KENDARI, tirtamedia.id – Haidir Saputra dan Irma, dua dari 574 Jamaah calon haji asal Kota Kendari yang akan diberangkatkan oleh Pemerintah Kota (Pemkot) ke Mekkah untuk melaksanakan ibadah haji 1444 Hijriah 2023.
Haidir dan Irma merupakan warga di Kelurahan Dapu-dapura, Kecamatan Kendari Barat, Kota Kendari, Sulawesi Tenggara (Sultra).
Haidir sehari-hari berprofesi sebagai pedagang di Mal Mandonga Kota Kendari dan Irma yang tidak lain adalah Ibu kandungnya bekerja sebagai Ibu Rumah Tangga atau ITR.
Dari ratusan jamaah calon haji Kota Kendari yang akan diberangkatkan pada Juni mendatang, Haidir merupakan satu-satunya calon Jamaah termuda dengan usia yang masih 18 tahun.
“Alhamdulillah, iya insyaallah berangkat sama ibu,” kata Hadir saat ditemui di rumahnya Lorong Fajar Merantau Dapu-dapura Kota Kendari Rabu (31/05/2023).
Anak kedua dari empat orang bersaudara itu akan menggantikan posisi ayahnya yang sudah meninggal dunia untuk berangkat ke Mekah Arab Saudi bersama Irma ibunya.
“Berangkat karena pelimpahan dari orang tua Almarhum ayah, saya yang gantikan. Senang Alhamdulillah karena ini sudah panggilan dari Allah,” ucapnya.

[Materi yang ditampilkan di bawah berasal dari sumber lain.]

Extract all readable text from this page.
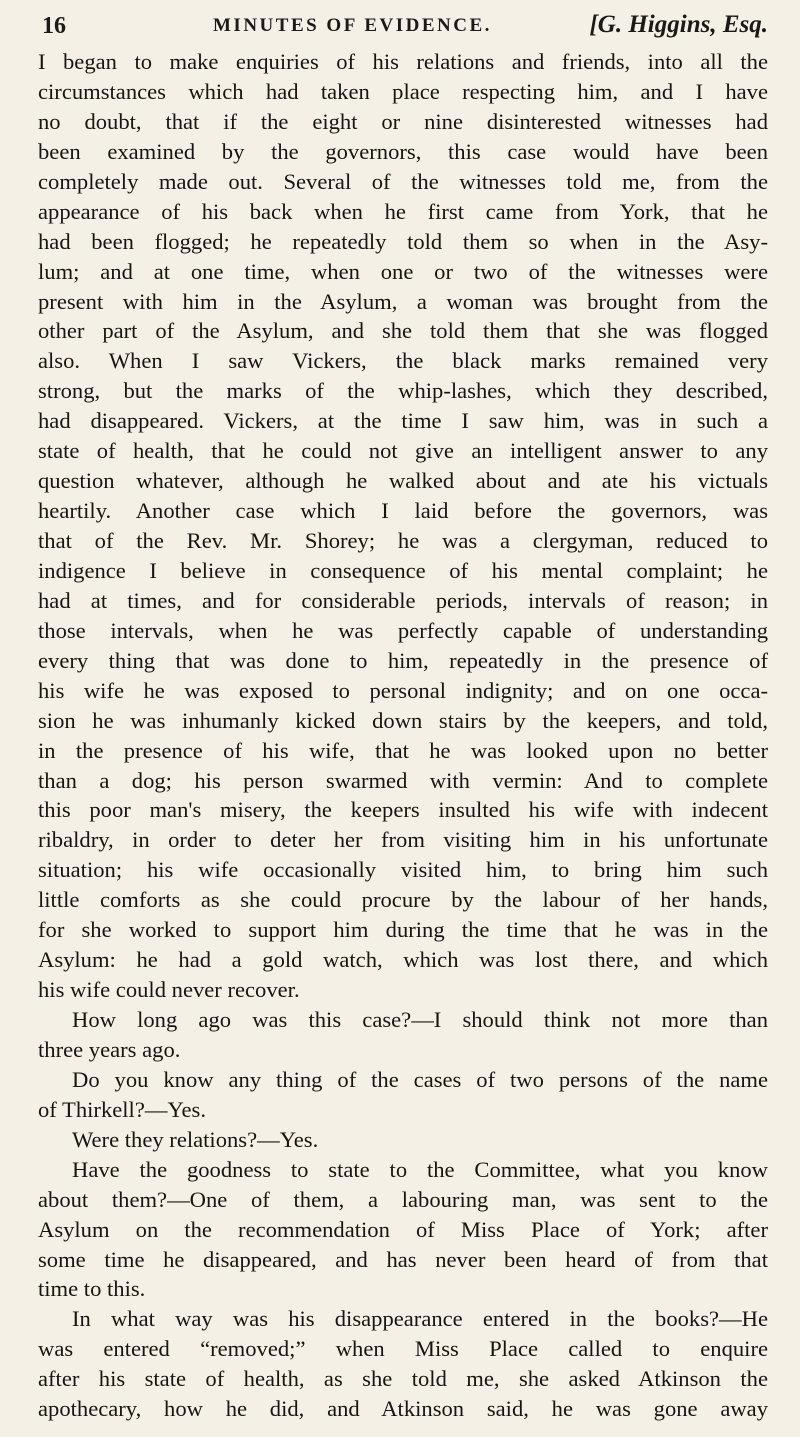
16	MINUTES OF EVIDENCE.	[G. Higgins, Esq.
I began to make enquiries of his relations and friends, into all the
circumstances which had taken place respecting him, and I have
no doubt, that if the eight or nine disinterested witnesses had
been examined by the governors, this case would have been
completely made out. Several of the witnesses told me, from the
appearance of his back when he first came from York, that he
had been flogged; he repeatedly told them so when in the Asy-
lum; and at one time, when one or two of the witnesses were
present with him in the Asylum, a woman was brought from the
other part of the Asylum, and she told them that she was flogged
also. When I saw Vickers, the black marks remained very
strong, but the marks of the whip-lashes, which they described,
had disappeared. Vickers, at the time I saw him, was in such a
state of health, that he could not give an intelligent answer to any
question whatever, although he walked about and ate his victuals
heartily. Another case which I laid before the governors, was
that of the Rev. Mr. Shorey; he was a clergyman, reduced to
indigence I believe in consequence of his mental complaint; he
had at times, and for considerable periods, intervals of reason; in
those intervals, when he was perfectly capable of understanding
every thing that was done to him, repeatedly in the presence of
his wife he was exposed to personal indignity; and on one occa-
sion he was inhumanly kicked down stairs by the keepers, and told,
in the presence of his wife, that he was looked upon no better
than a dog; his person swarmed with vermin: And to complete
this poor man's misery, the keepers insulted his wife with indecent
ribaldry, in order to deter her from visiting him in his unfortunate
situation; his wife occasionally visited him, to bring him such
little comforts as she could procure by the labour of her hands,
for she worked to support him during the time that he was in the
Asylum: he had a gold watch, which was lost there, and which
his wife could never recover.
How long ago was this case?—I should think not more than
three years ago.
Do you know any thing of the cases of two persons of the name
of Thirkell?—Yes.
Were they relations?—Yes.
Have the goodness to state to the Committee, what you know
about them?—One of them, a labouring man, was sent to the
Asylum on the recommendation of Miss Place of York; after
some time he disappeared, and has never been heard of from that
time to this.
In what way was his disappearance entered in the books?—He
was entered “removed;” when Miss Place called to enquire
after his state of health, as she told me, she asked Atkinson the
apothecary, how he did, and Atkinson said, he was gone away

Sementara itu Irma (ibunya) mengaku sudah belasan tahun menabung untuk menunaikan rukun islam ke lima yang sebelumnya direncanakan bersama Almarhum suaminya namun tertunda akibat pandemi covid-19.
“Sudah 11 tahun menabung untuk berangkat haji. Rencananya 2020 kemarin, tapi sempat tertunda pas corona,” ujarnya.
Irma dan anaknya Haidir Saputra masuk di dalam kloter 24 yang akan diberangkatkan oleh Pemkot Kendari pada 10 Juni 2023 melalui embarkasi Makassar Sulawesi Selatan.
(Penulis : Husni Mubarak/tirtamedia.id).